Of course, it is still an uphill struggle. Talks with the Pakatan Rakyat opposition combine have not yielded an electoral pact despite six high level meetings between Opposition leader Anwar Ibrahim and Hindraf chief P Waythamoorthy, and over a dozen informal meetings. Pakatan has refused to endorse Hindraf’s five-year blueprint to include the Indian poor in mainstream development, in writing, as demanded by the organisation.

The Hindraf blueprint includes six demands: stop displacing Indian plantation workers and provide reasonable compensation as well as offer skills training to them; resolve Indian stateless issue; provide equal education opportunities to all Indian students via meritocracy; provide equal job and business opportunities to Indians; stop police brutality and death in custody, and set up the Independent Police Complaints and Misconduct Commission (IPCMC); and stop institutionalised racism and ratify the United Nations convention against racial discrimination.

It also wants a Minority Affairs Ministry to be set up after the general election and for Hindraf to be given the ministry. Pakatan ally Parti Sosialis Malaysia (PSM) had endorsed the blueprint as well as the demand for a Minority Affairs Ministry.

Hindraf swung the Indian votes in the 2008 general election and caused the Barisan Nasional ruling coalition to lose its two-thirds majority for the first time since 1973; it enabled the opposition to win five states. But this time, it is going to be cautious, as it has suffered enough of Umno BN racism but is unwilling to be used by the opposition which has not openly declared its plans for the Indian community if it comes to power.

Hindraf and Human Rights Party (HRP) leader P Uthayakumar is planning to contest the Kota Raja parliamentary seat and Sri Andalas state seat that are currently held by Dr Siti Mariah Mahmud of PAS and Dr Xavier Jeyakumar of PKR respectively.

It also plans to contest in at least seven parliamentary seats and 14 state assembly seats where Indians comprise 28 per cent to 33 per cent of the voters. In all, Malaysian Indians comprise about 1.9 million (7.3%) of the country’s 28 million population.

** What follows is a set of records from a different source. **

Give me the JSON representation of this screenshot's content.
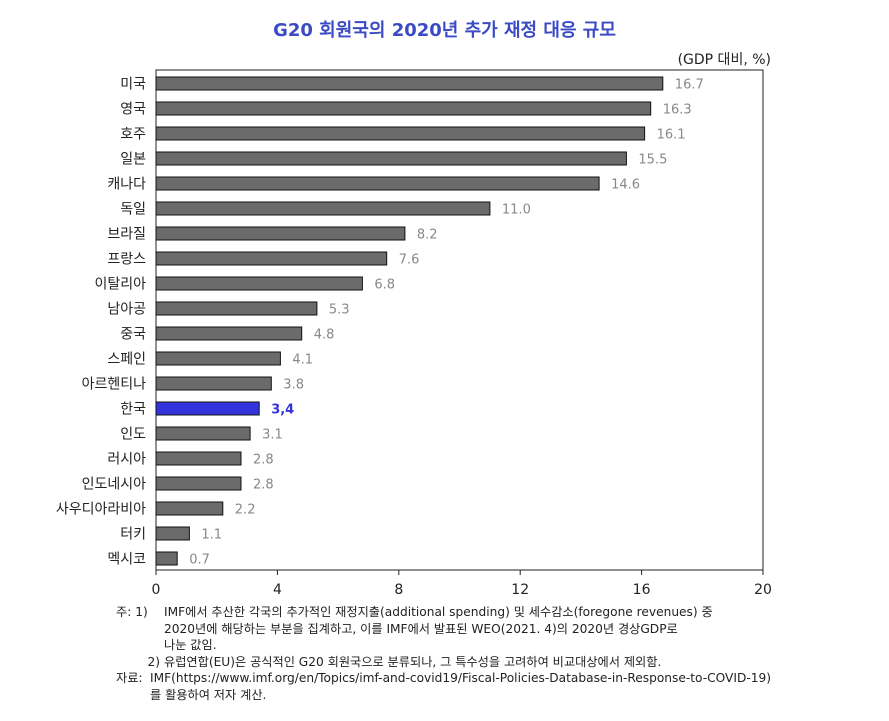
{
  "title": "G20 회원국의 2020년 추가 재정 대응 규모",
  "unit": "(GDP 대비, %)",
  "colors": {
    "bar": "#6b6b6b",
    "highlight": "#3333dd",
    "label": "#888888",
    "title": "#3a4bc4"
  },
  "chart_data": {
    "type": "bar",
    "orientation": "horizontal",
    "categories": [
      "미국",
      "영국",
      "호주",
      "일본",
      "캐나다",
      "독일",
      "브라질",
      "프랑스",
      "이탈리아",
      "남아공",
      "중국",
      "스페인",
      "아르헨티나",
      "한국",
      "인도",
      "러시아",
      "인도네시아",
      "사우디아라비아",
      "터키",
      "멕시코"
    ],
    "values": [
      16.7,
      16.3,
      16.1,
      15.5,
      14.6,
      11.0,
      8.2,
      7.6,
      6.8,
      5.3,
      4.8,
      4.1,
      3.8,
      3.4,
      3.1,
      2.8,
      2.8,
      2.2,
      1.1,
      0.7
    ],
    "value_labels": [
      "16.7",
      "16.3",
      "16.1",
      "15.5",
      "14.6",
      "11.0",
      "8.2",
      "7.6",
      "6.8",
      "5.3",
      "4.8",
      "4.1",
      "3.8",
      "3,4",
      "3.1",
      "2.8",
      "2.8",
      "2.2",
      "1.1",
      "0.7"
    ],
    "highlight": "한국",
    "xlim": [
      0,
      20
    ],
    "xticks": [
      0,
      4,
      8,
      12,
      16,
      20
    ],
    "grid": false
  },
  "notes": {
    "note1_head": "주: 1)",
    "note1_line1": "IMF에서 추산한 각국의 추가적인 재정지출(additional spending) 및 세수감소(foregone revenues) 중",
    "note1_line2": "2020년에 해당하는 부분을 집계하고, 이를 IMF에서 발표된 WEO(2021. 4)의 2020년 경상GDP로",
    "note1_line3": "나눈 값임.",
    "note2_head": "2)",
    "note2_line1": "유럽연합(EU)은 공식적인 G20 회원국으로 분류되나, 그 특수성을 고려하여 비교대상에서 제외함.",
    "source_head": "자료:",
    "source_line1": "IMF(https://www.imf.org/en/Topics/imf-and-covid19/Fiscal-Policies-Database-in-Response-to-COVID-19)",
    "source_line2": "를 활용하여 저자 계산."
  }
}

The big issue Hindraf is fighting for is the stateless Indians, a cause that brought the leaders to India for the Pravasi Bharat annual jamboree for a couple of years before they realised that their mother country had neither love nor empathy for their sufferings. There are around 450,000 Indians denied legal documents, who are thus rendered stateless and denied admission to schools, and thus deprived of the avenues of decent living and employment.

Aware of the importance of the Indian vote, Pakatan is trying to accommodate the issues raised in the Hindraf blueprint, such as the stateless Malaysian Indians and the welfare of displaced plantation workers, which it supports in principle. But it has not mentioned them in its election manifesto which was released in February 2013.

Why are Indians, particularly Tamils, turning their backs of this valiant community?